À un an de la fin de son mandat à la tête de la Commission de la CEMAC, l’ex-Premier ministre gabonais le Pr Daniel Ona Ondo doit gérer en plus de la crise qui existe entre ses proches collaborateurs, celle du budget de l’année 2022.

Selon nos confrères du journal intégration, le Pr  Daniel Ona Ondo ne fait que gérer les crises depuis sa nomination le 17 février 2017 à la tête de la Communauté économique et monétaire de l’Afrique centrale (CEMAC). En plus des conflits opposant les Gabonais de la Commission, l’ancien Premier ministre doit faire face à un grand manque de financement pour la gestion des charges de tous les fonctionnaires de la commission.

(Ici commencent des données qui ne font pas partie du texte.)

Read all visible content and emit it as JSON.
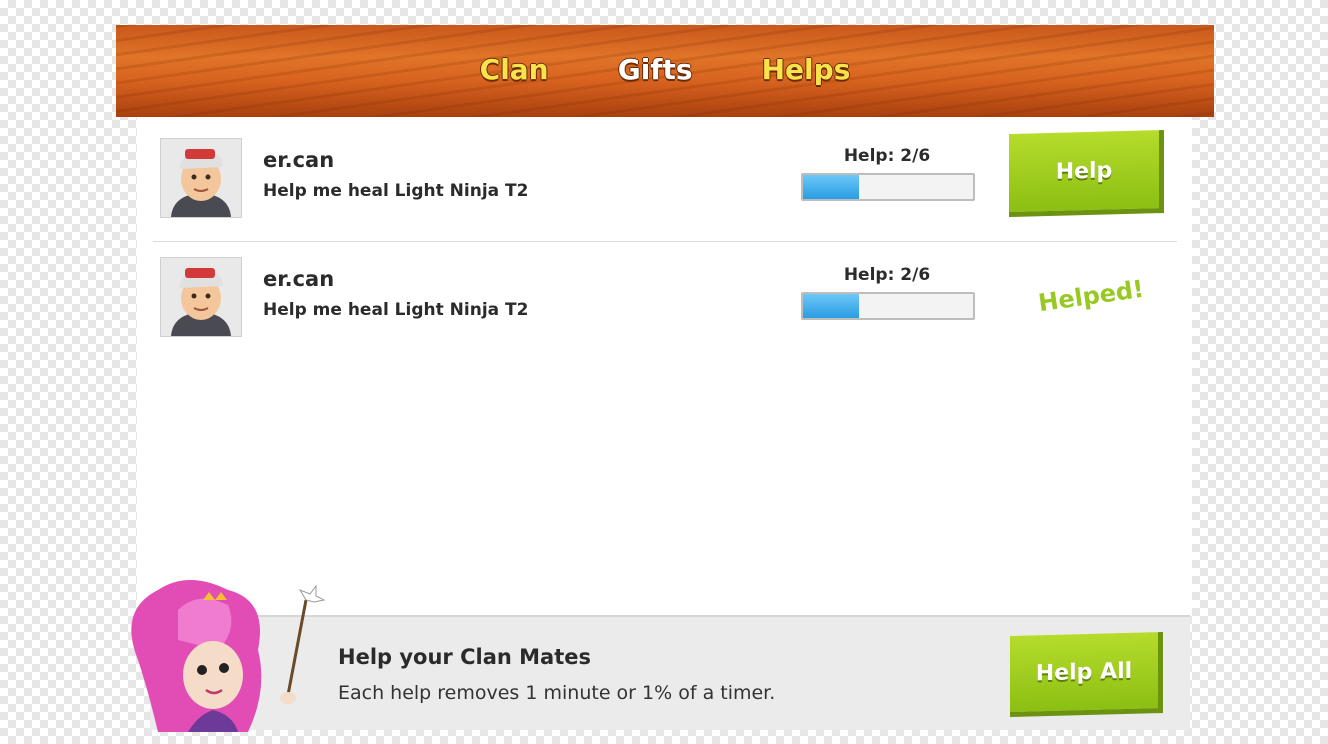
{
  "header": {
    "tabs": [
      {
        "label": "Clan",
        "active": false
      },
      {
        "label": "Gifts",
        "active": false
      },
      {
        "label": "Helps",
        "active": true
      }
    ]
  },
  "requests": [
    {
      "name": "er.can",
      "message": "Help me heal Light Ninja T2",
      "help_text": "Help: 2/6",
      "progress": 0.33,
      "action_label": "Help",
      "status": ""
    },
    {
      "name": "er.can",
      "message": "Help me heal Light Ninja T2",
      "help_text": "Help: 2/6",
      "progress": 0.33,
      "action_label": "",
      "status": "Helped!"
    }
  ],
  "footer": {
    "title": "Help your Clan Mates",
    "description": "Each help removes 1 minute or 1% of a timer.",
    "help_all_label": "Help All"
  },
  "colors": {
    "tab_active": "#f8e34a",
    "button_green": "#9ccb1c",
    "progress_blue": "#2a9de3",
    "helped_green": "#98c922"
  }
}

« Tout ceci est dû au fait que la taxe communautaire d’intégration qui a été décidée par les Chefs d’États et adoptée au niveau de la CEMAC, n’est pas reversée à la Commission de la Communauté économique et monétaire de l’Afrique centrale » explique Alain Biyong, rédacteur au journal intégration au Cameroun.  Une taxe qui selon le rédacteur, n’est cotisée que par deux pays sur six pays que compte la CEMAC. 

« Il se trouve que le Gabon et le Cameroun sont les seuls pays qui reversent leurs taxes ce qui fait que la République de Centrafrique, République du Congo, la Guinée équatoriale et le Tchad ne reversent absolument rien » précise le rédacteur dans les colonnes de leur journal. Et pour l’intégration, cette situation dessine une année prochaine sombre pour la commission « la taxe de l’année 2021 a été recouvré qu’à hauteur de 17 % alors que le Pr Daniel Ona  Ondo doit supporter les charges de tous les fonctionnaires. Depuis qu’il est arrivé, Ona Ondo ne fait que gérer des crises et des crises à un an de la fin de son mandat. Il faut suffisamment attirer l’attention des autorités sur cette situation parce que si cette taxe communautaire d’intégration n’est pas reversée de manière intégrale, comme est ce dont la commission va-t-elle exercée ? » 

En tout cas, c’est la question qui demeure et attend la réaction des Chefs d’États de la CEMAC.